"I apprehend that she has done so," said Dinah.
"In that case, Dinah, you and I will go and seek for her. We will go alone, for she cannot have gone very far."
Mrs. Faithful and Dinah found Henrietta sound asleep on the wet grass in the wood nearest to Felicity. She was dragged to her feet, and the two women brought her back.
The remainder of that night she slept warm and snug in the arms of Dinah.
"Thou art a good sort, Dinah," was her last remark, as she dropped off into the land of dreams.
CHAPTER XXI. THE BRIGHT SIDE OF THE SCHOOL.
Mrs. Faithful had never before, in the whole course of her long years as a school-mistress, pronounced herself a failure, but on this occasion she did. She was an essentially honest woman. She told her girls the truth, and what was far more to the point, she told herself the truth. She took her character, so to speak, to pieces, and wondered, as she did on the present occasion, where she could possibly have gone wrong.

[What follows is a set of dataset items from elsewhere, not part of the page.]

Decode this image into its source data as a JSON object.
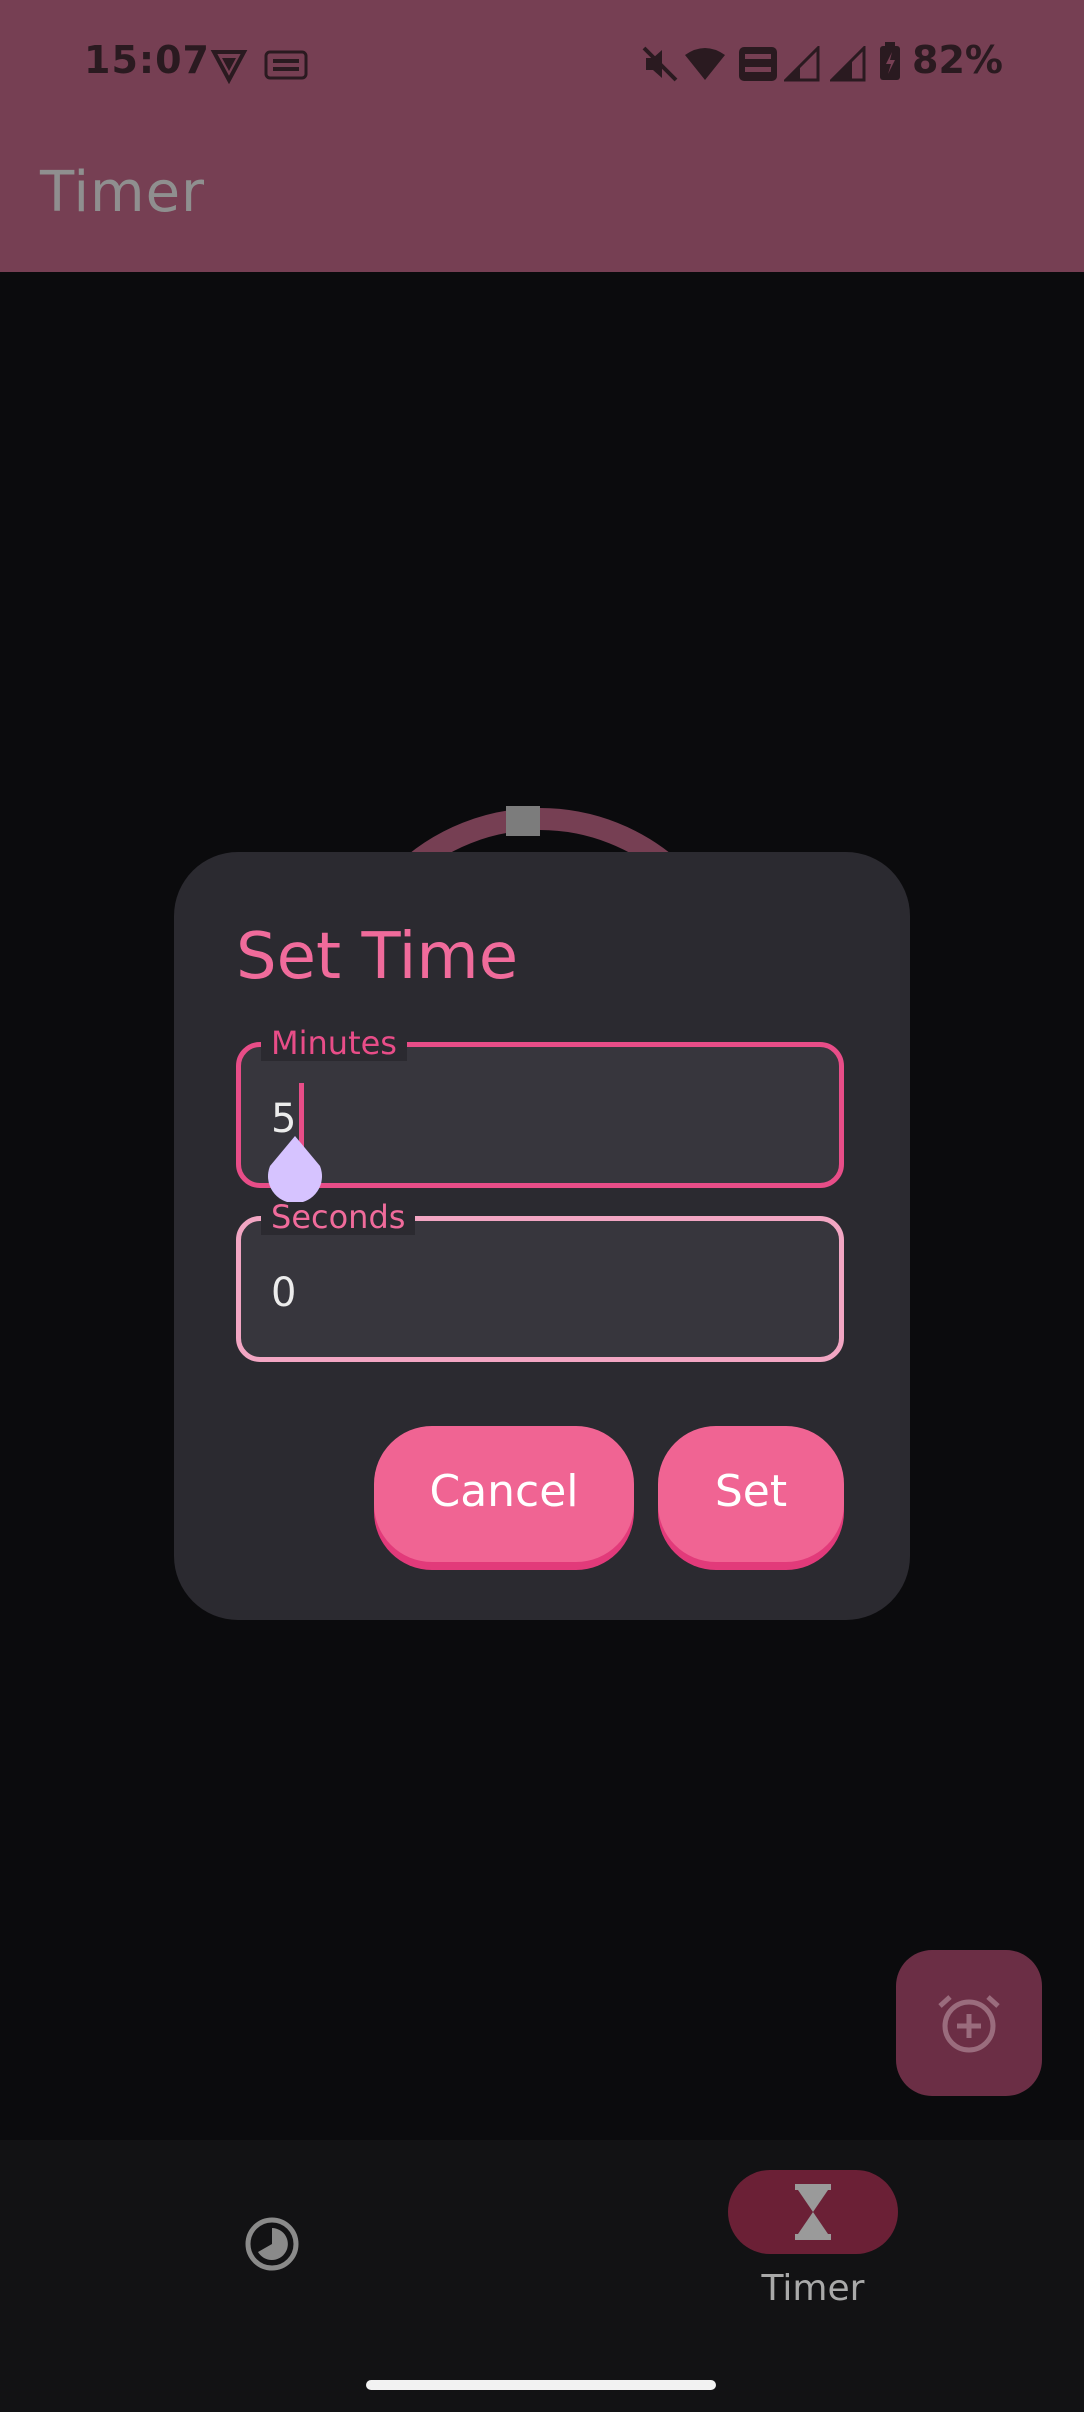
{
  "status_bar": {
    "time": "15:07",
    "battery": "82%",
    "icons": [
      "vpn-icon",
      "temu-icon",
      "mute-icon",
      "wifi-icon",
      "volte-wifi-icon",
      "signal-icon",
      "signal-icon-2",
      "battery-icon"
    ]
  },
  "app_bar": {
    "title": "Timer"
  },
  "dialog": {
    "title": "Set Time",
    "minutes": {
      "label": "Minutes",
      "value": "5"
    },
    "seconds": {
      "label": "Seconds",
      "value": "0"
    },
    "cancel_label": "Cancel",
    "set_label": "Set"
  },
  "fab": {
    "icon": "add-alarm-icon"
  },
  "bottom_nav": {
    "items": [
      {
        "icon": "clock-icon",
        "label": ""
      },
      {
        "icon": "hourglass-icon",
        "label": "Timer"
      }
    ]
  },
  "colors": {
    "accent": "#f06493",
    "app_bar": "#763f53",
    "dialog_bg": "#2b2a30",
    "background": "#0b0b0d"
  }
}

The two girls left in her charge were naughty girls—very naughty girls—but then she had had naughty girls before. Of course, these were undoubtedly worse, more defiant in their characters, than any of the various maidens who had visited Felicity and had gone through its stern and yet withal its beneficial training; for the school was, as a matter of fact, divided into two parts. There were the girls who needed sharp correction, who required individual and most anxious care, and there were the girls who, having successfully and victoriously passed this ordeal, had entered the happy and bright portion of the school.